The following adverse reactions are based on clinical trial and post-marketing experience. The following standard categories are used: Very common more than 1/10. Common more than 1/100; less than 1/10. Uncommon more than 1/1000; less than 1/100. Rare more than 1/10,000; less than 1/1000. Very Rare less than 1/10,000 (including Isolated cases).
Blood and lymphatic system disorders:
Common: haemorrhage at the injection site, ecchymoses, gastrointestinal bleeding, genitourinary bleeding, epistaxis. Uncommon: cerebral haemorrhages with their complications and possible fatal outcome, retinal haemorrhages, severe haemorrhages (also with fatal outcome), liver haemorrhages, retroperitoneal bleeding, bleeding into joints, splenic rupture. Blood transfusions are rarely required. Very rare: haemorrhage into the pericardium including myocardial rupture during thrombolytic treatment of acute myocardial infarction.
In serious haemorrhagic complications, streptokinase therapy should be discontinued and a proteinase inhibitor, e.g., aprotinin, should be given as follows. Initially 500 000 KIU (Kallikrein Inactivator Unit) up to one million KIU by slow intravenous injection or infusion. If necessary this should be followed by 200,000 KIU every four hours by intravenous drip until the bleeding stops. In addition, combination with synthetic antifibrinolytics, is recommended. If necessary, clotting factors can be substituted. Additional administration of synthetic antifibrinolytics has been reported to be efficient in single cases of bleeding episodes.
Immune system disorders:
Very Common: development of antistreptokinase antibodies (see Precautions). Common: allergic anaphylactic reactions, e.g. rash, flushing, itching, urticaria, angioneurotic oedema. dyspnoea, bronchospasm, hypotension. Very Rare: delayed allergic reactions, e.g. serum sickness, arthritis, vasculitis, nephritis, neuroallergic symptoms (polyneuropathy, e.g. Guillain Barre syndrome), severe allergic reactions up to shock including respiratory arrest.

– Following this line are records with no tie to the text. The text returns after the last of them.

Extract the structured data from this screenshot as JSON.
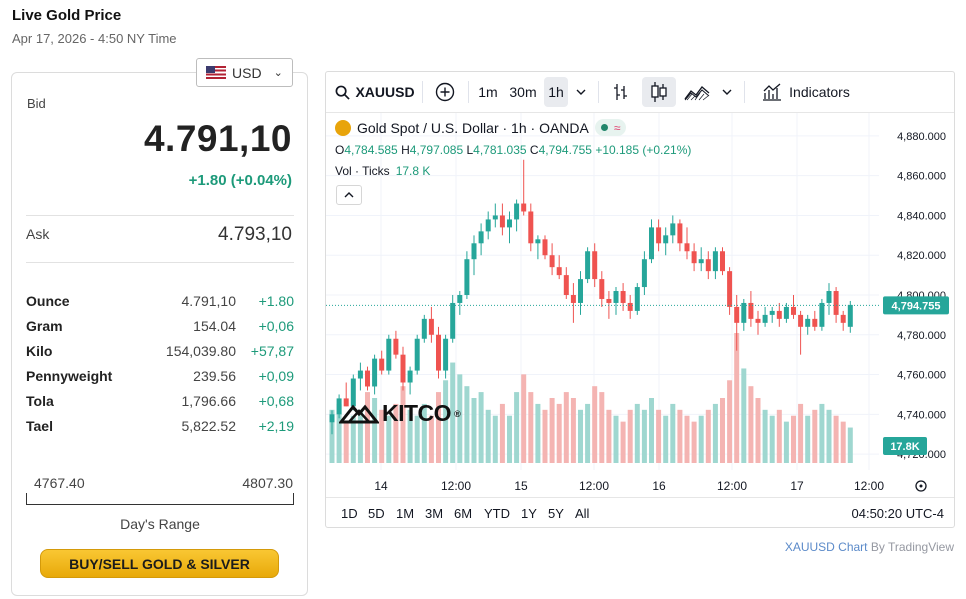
{
  "header": {
    "title": "Live Gold Price",
    "datetime": "Apr 17, 2026 - 4:50 NY Time"
  },
  "currency": {
    "selected": "USD",
    "icon": "us-flag-icon"
  },
  "bid": {
    "label": "Bid",
    "value": "4.791,10",
    "change": "+1.80 (+0.04%)"
  },
  "ask": {
    "label": "Ask",
    "value": "4.793,10"
  },
  "units": [
    {
      "name": "Ounce",
      "value": "4.791,10",
      "change": "+1.80"
    },
    {
      "name": "Gram",
      "value": "154.04",
      "change": "+0,06"
    },
    {
      "name": "Kilo",
      "value": "154,039.80",
      "change": "+57,87"
    },
    {
      "name": "Pennyweight",
      "value": "239.56",
      "change": "+0,09"
    },
    {
      "name": "Tola",
      "value": "1,796.66",
      "change": "+0,68"
    },
    {
      "name": "Tael",
      "value": "5,822.52",
      "change": "+2,19"
    }
  ],
  "range": {
    "low": "4767.40",
    "high": "4807.30",
    "label": "Day's Range"
  },
  "buy_button": "BUY/SELL GOLD & SILVER",
  "chart_toolbar": {
    "symbol": "XAUUSD",
    "intervals": [
      "1m",
      "30m",
      "1h"
    ],
    "active_interval": "1h",
    "indicators": "Indicators"
  },
  "chart_legend": {
    "title": "Gold Spot / U.S. Dollar · 1h · OANDA",
    "o_label": "O",
    "o": "4,784.585",
    "h_label": "H",
    "h": "4,797.085",
    "l_label": "L",
    "l": "4,781.035",
    "c_label": "C",
    "c": "4,794.755",
    "change": "+10.185 (+0.21%)",
    "vol_label": "Vol · Ticks",
    "vol_value": "17.8 K"
  },
  "watermark": "KITCO",
  "bottom_bar": {
    "ranges": [
      "1D",
      "5D",
      "1M",
      "3M",
      "6M",
      "YTD",
      "1Y",
      "5Y",
      "All"
    ],
    "clock": "04:50:20 UTC-4"
  },
  "credit": {
    "symbol_text": "XAUUSD Chart",
    "by_text": "By TradingView"
  },
  "colors": {
    "up": "#26a69a",
    "down": "#ef5350",
    "accent_green": "#1d9a7a",
    "button_gold": "#f5b51e"
  },
  "chart_data": {
    "type": "candlestick",
    "symbol": "XAUUSD",
    "title": "Gold Spot / U.S. Dollar · 1h · OANDA",
    "y_ticks": [
      "4,880.000",
      "4,860.000",
      "4,840.000",
      "4,820.000",
      "4,800.000",
      "4,780.000",
      "4,760.000",
      "4,740.000",
      "4,720.000"
    ],
    "x_ticks": [
      "14",
      "12:00",
      "15",
      "12:00",
      "16",
      "12:00",
      "17",
      "12:00"
    ],
    "ylim": [
      4712,
      4888
    ],
    "last_price": "4,794.755",
    "last_volume": "17.8K",
    "grid": true,
    "candles": [
      [
        4736,
        4742,
        4730,
        4740,
        9
      ],
      [
        4740,
        4750,
        4738,
        4748,
        10
      ],
      [
        4748,
        4756,
        4744,
        4744,
        7
      ],
      [
        4744,
        4760,
        4742,
        4758,
        8
      ],
      [
        4758,
        4766,
        4752,
        4762,
        9
      ],
      [
        4762,
        4764,
        4752,
        4754,
        12
      ],
      [
        4754,
        4770,
        4750,
        4768,
        11
      ],
      [
        4768,
        4772,
        4760,
        4762,
        9
      ],
      [
        4762,
        4780,
        4760,
        4778,
        8
      ],
      [
        4778,
        4782,
        4768,
        4770,
        10
      ],
      [
        4770,
        4774,
        4752,
        4756,
        13
      ],
      [
        4756,
        4764,
        4750,
        4762,
        9
      ],
      [
        4762,
        4780,
        4760,
        4778,
        8
      ],
      [
        4778,
        4790,
        4776,
        4788,
        10
      ],
      [
        4788,
        4794,
        4776,
        4780,
        8
      ],
      [
        4780,
        4784,
        4758,
        4762,
        12
      ],
      [
        4762,
        4780,
        4758,
        4778,
        14
      ],
      [
        4778,
        4800,
        4776,
        4796,
        17
      ],
      [
        4796,
        4802,
        4790,
        4800,
        15
      ],
      [
        4800,
        4822,
        4798,
        4818,
        13
      ],
      [
        4818,
        4830,
        4810,
        4826,
        11
      ],
      [
        4826,
        4836,
        4820,
        4832,
        12
      ],
      [
        4832,
        4842,
        4828,
        4838,
        9
      ],
      [
        4838,
        4846,
        4834,
        4840,
        8
      ],
      [
        4840,
        4846,
        4830,
        4834,
        10
      ],
      [
        4834,
        4842,
        4826,
        4838,
        8
      ],
      [
        4838,
        4848,
        4832,
        4846,
        12
      ],
      [
        4846,
        4868,
        4840,
        4842,
        15
      ],
      [
        4842,
        4846,
        4822,
        4826,
        12
      ],
      [
        4826,
        4830,
        4818,
        4828,
        10
      ],
      [
        4828,
        4830,
        4818,
        4820,
        9
      ],
      [
        4820,
        4826,
        4810,
        4814,
        11
      ],
      [
        4814,
        4820,
        4808,
        4810,
        10
      ],
      [
        4810,
        4814,
        4798,
        4800,
        12
      ],
      [
        4800,
        4806,
        4786,
        4796,
        11
      ],
      [
        4796,
        4812,
        4790,
        4808,
        9
      ],
      [
        4808,
        4824,
        4806,
        4822,
        10
      ],
      [
        4822,
        4826,
        4804,
        4808,
        13
      ],
      [
        4808,
        4812,
        4794,
        4798,
        12
      ],
      [
        4798,
        4802,
        4788,
        4796,
        9
      ],
      [
        4796,
        4804,
        4790,
        4802,
        8
      ],
      [
        4802,
        4806,
        4792,
        4796,
        7
      ],
      [
        4796,
        4800,
        4788,
        4792,
        9
      ],
      [
        4792,
        4806,
        4790,
        4804,
        10
      ],
      [
        4804,
        4822,
        4800,
        4818,
        9
      ],
      [
        4818,
        4838,
        4816,
        4834,
        11
      ],
      [
        4834,
        4838,
        4822,
        4826,
        9
      ],
      [
        4826,
        4834,
        4820,
        4830,
        8
      ],
      [
        4830,
        4840,
        4826,
        4836,
        10
      ],
      [
        4836,
        4838,
        4822,
        4826,
        9
      ],
      [
        4826,
        4834,
        4818,
        4822,
        8
      ],
      [
        4822,
        4826,
        4812,
        4816,
        7
      ],
      [
        4816,
        4824,
        4812,
        4818,
        8
      ],
      [
        4818,
        4822,
        4808,
        4812,
        9
      ],
      [
        4812,
        4824,
        4808,
        4822,
        10
      ],
      [
        4822,
        4824,
        4810,
        4812,
        11
      ],
      [
        4812,
        4814,
        4790,
        4794,
        14
      ],
      [
        4794,
        4800,
        4772,
        4786,
        22
      ],
      [
        4786,
        4798,
        4782,
        4796,
        16
      ],
      [
        4796,
        4802,
        4784,
        4788,
        13
      ],
      [
        4788,
        4792,
        4780,
        4786,
        11
      ],
      [
        4786,
        4794,
        4784,
        4790,
        9
      ],
      [
        4790,
        4794,
        4786,
        4792,
        8
      ],
      [
        4792,
        4796,
        4784,
        4788,
        9
      ],
      [
        4788,
        4796,
        4786,
        4794,
        7
      ],
      [
        4794,
        4800,
        4788,
        4790,
        8
      ],
      [
        4790,
        4792,
        4770,
        4784,
        10
      ],
      [
        4784,
        4790,
        4780,
        4788,
        8
      ],
      [
        4788,
        4792,
        4782,
        4784,
        9
      ],
      [
        4784,
        4798,
        4782,
        4796,
        10
      ],
      [
        4796,
        4806,
        4790,
        4802,
        9
      ],
      [
        4802,
        4804,
        4786,
        4790,
        8
      ],
      [
        4790,
        4792,
        4782,
        4786,
        7
      ],
      [
        4784,
        4797,
        4781,
        4795,
        6
      ]
    ]
  }
}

Moderate or mild allergic reactions can be managed with concomitant antihistamine and/or corticosteroid therapy. If a severe allergic reaction occurs the infusion of streptokinase should be discontinued immediately and the patient given the appropriate treatment. The current medical standards for shock treatment should be observed. Lysis therapy should be continued with homologous fibrinolytics, such as Urokinase or tPA.
Nervous system disorders:
Rare: neurologic symptoms (e.g. dizziness, confusion, paralysis, hemiparesis, agitation, convulsion) in the context of cerebral haemorrhages or cardiovascular disorders with hypoperfusion of the brain
Very rare: iritis/uveitis/iridocyclitis.
Cardiac and vascular disorders:
Common: at the start of therapy, hypotension, tachycardia, bradycardia. Very rare: crystal cholesterol embolism.

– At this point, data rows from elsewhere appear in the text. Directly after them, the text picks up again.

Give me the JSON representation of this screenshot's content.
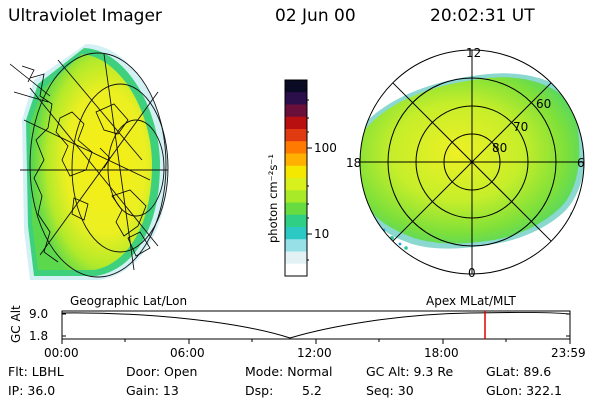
{
  "header": {
    "title": "Ultraviolet Imager",
    "date": "02 Jun 00",
    "time": "20:02:31 UT"
  },
  "colorbar": {
    "unit_label": "photon cm⁻²s⁻¹",
    "ticks": [
      "100",
      "10"
    ],
    "colors": [
      "#0a0a24",
      "#2a0f4a",
      "#6a0f3a",
      "#b81010",
      "#e03a10",
      "#ff7a00",
      "#ffb000",
      "#f4e800",
      "#d8f01c",
      "#a8ea28",
      "#66dc40",
      "#2fcf86",
      "#2cc8c4",
      "#98e0e8",
      "#e2f2f4",
      "#ffffff"
    ]
  },
  "polar_plot": {
    "mlt_labels": {
      "top": "12",
      "left": "18",
      "right": "6",
      "bottom": "0"
    },
    "lat_labels": [
      "60",
      "70",
      "80"
    ]
  },
  "panel_labels": {
    "left": "Geographic Lat/Lon",
    "right": "Apex MLat/MLT"
  },
  "altitude_plot": {
    "axis_label": "GC Alt",
    "y_ticks": [
      "9.0",
      "1.8"
    ],
    "x_ticks": [
      "00:00",
      "06:00",
      "12:00",
      "18:00",
      "23:59"
    ],
    "marker_color": "#dd0000"
  },
  "info": {
    "flt": "Flt: LBHL",
    "door": "Door: Open",
    "mode": "Mode: Normal",
    "gc_alt": "GC Alt: 9.3 Re",
    "glat": "GLat: 89.6",
    "ip": "IP: 36.0",
    "gain": "Gain: 13",
    "dsp_label": "Dsp:",
    "dsp_value": "5.2",
    "seq": "Seq: 30",
    "glon": "GLon: 322.1"
  }
}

During fibrinolytic therapy with streptokinase in patients with myocardial infarction, the following events have been reported as complications of myocardial infarction and/or symptoms of reperfusion: Very common: hypotension, heart rate and rhythm disorders, angina pectoris. Common: recurrent ischaemia, heart failure, reinfarction, cardiogenic shock, pericarditis, pulmonary oedema. Uncommon: cardiac arrest (leading to respiratory arrest), mitral insufficiency, pericardial effusion, cardiac tamponade, myocardial rupture, pulmonary or peripheral embolism.
These cardiovascular complications can be life-threatening and may lead to death.

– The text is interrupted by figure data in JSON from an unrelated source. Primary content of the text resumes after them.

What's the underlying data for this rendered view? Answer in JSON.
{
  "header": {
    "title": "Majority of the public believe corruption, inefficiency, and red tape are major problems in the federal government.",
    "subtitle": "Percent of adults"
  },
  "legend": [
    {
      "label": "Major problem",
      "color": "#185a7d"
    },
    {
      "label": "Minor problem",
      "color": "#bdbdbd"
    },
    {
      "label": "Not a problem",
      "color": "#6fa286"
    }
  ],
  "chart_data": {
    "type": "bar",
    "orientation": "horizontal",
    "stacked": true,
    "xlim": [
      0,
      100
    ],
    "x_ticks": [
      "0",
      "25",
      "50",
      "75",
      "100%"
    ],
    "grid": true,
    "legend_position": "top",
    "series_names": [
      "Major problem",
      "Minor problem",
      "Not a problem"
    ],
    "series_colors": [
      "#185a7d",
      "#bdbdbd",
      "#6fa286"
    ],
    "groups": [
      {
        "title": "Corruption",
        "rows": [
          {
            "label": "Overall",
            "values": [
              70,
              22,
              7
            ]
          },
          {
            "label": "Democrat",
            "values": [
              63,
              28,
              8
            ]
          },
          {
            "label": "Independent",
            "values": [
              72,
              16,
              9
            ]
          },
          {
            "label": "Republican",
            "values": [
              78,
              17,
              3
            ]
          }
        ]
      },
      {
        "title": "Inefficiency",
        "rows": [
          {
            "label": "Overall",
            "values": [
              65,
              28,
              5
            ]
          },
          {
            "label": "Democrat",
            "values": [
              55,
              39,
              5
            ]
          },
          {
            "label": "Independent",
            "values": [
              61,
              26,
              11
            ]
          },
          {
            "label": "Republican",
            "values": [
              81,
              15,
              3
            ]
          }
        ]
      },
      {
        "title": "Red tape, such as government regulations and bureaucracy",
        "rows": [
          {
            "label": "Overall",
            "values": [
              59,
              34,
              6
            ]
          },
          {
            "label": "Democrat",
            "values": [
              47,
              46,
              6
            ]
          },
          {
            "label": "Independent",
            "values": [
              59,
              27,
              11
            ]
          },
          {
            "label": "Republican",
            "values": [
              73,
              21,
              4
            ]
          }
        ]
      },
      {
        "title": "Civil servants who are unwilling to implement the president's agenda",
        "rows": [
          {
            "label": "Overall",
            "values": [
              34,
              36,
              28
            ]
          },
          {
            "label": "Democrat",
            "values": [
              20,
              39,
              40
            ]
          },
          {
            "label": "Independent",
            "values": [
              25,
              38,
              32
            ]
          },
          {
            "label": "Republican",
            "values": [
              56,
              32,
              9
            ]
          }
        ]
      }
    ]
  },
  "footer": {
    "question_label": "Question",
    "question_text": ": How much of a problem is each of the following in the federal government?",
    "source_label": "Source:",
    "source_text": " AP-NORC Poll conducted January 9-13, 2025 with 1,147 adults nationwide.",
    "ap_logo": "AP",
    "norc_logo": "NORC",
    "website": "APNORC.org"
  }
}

During local lysis of peripheral arteries, distal embolization cannot be excluded.
Very rare: non-cardiogenic pulmonary oedema after intracoronary thrombolytic therapy in patients with extensive myocardial infarction.
Common: nausea, diarrhoea, epigastric pain, vomiting.
General disorders and administration site conditions:
Common: headache, back pain, musculoskeletal pain, chills, fever, asthenia, malaise.
Common: Transient elevations of serum transaminases and bilirubin.
Reporting of suspected adverse reactions:
Reporting suspected adverse reactions after authorisation of the medicinal product is important. It allows continued monitoring of the benefit/risk balance of the medicinal product. Healthcare professionals are asked to report any suspected adverse reactions.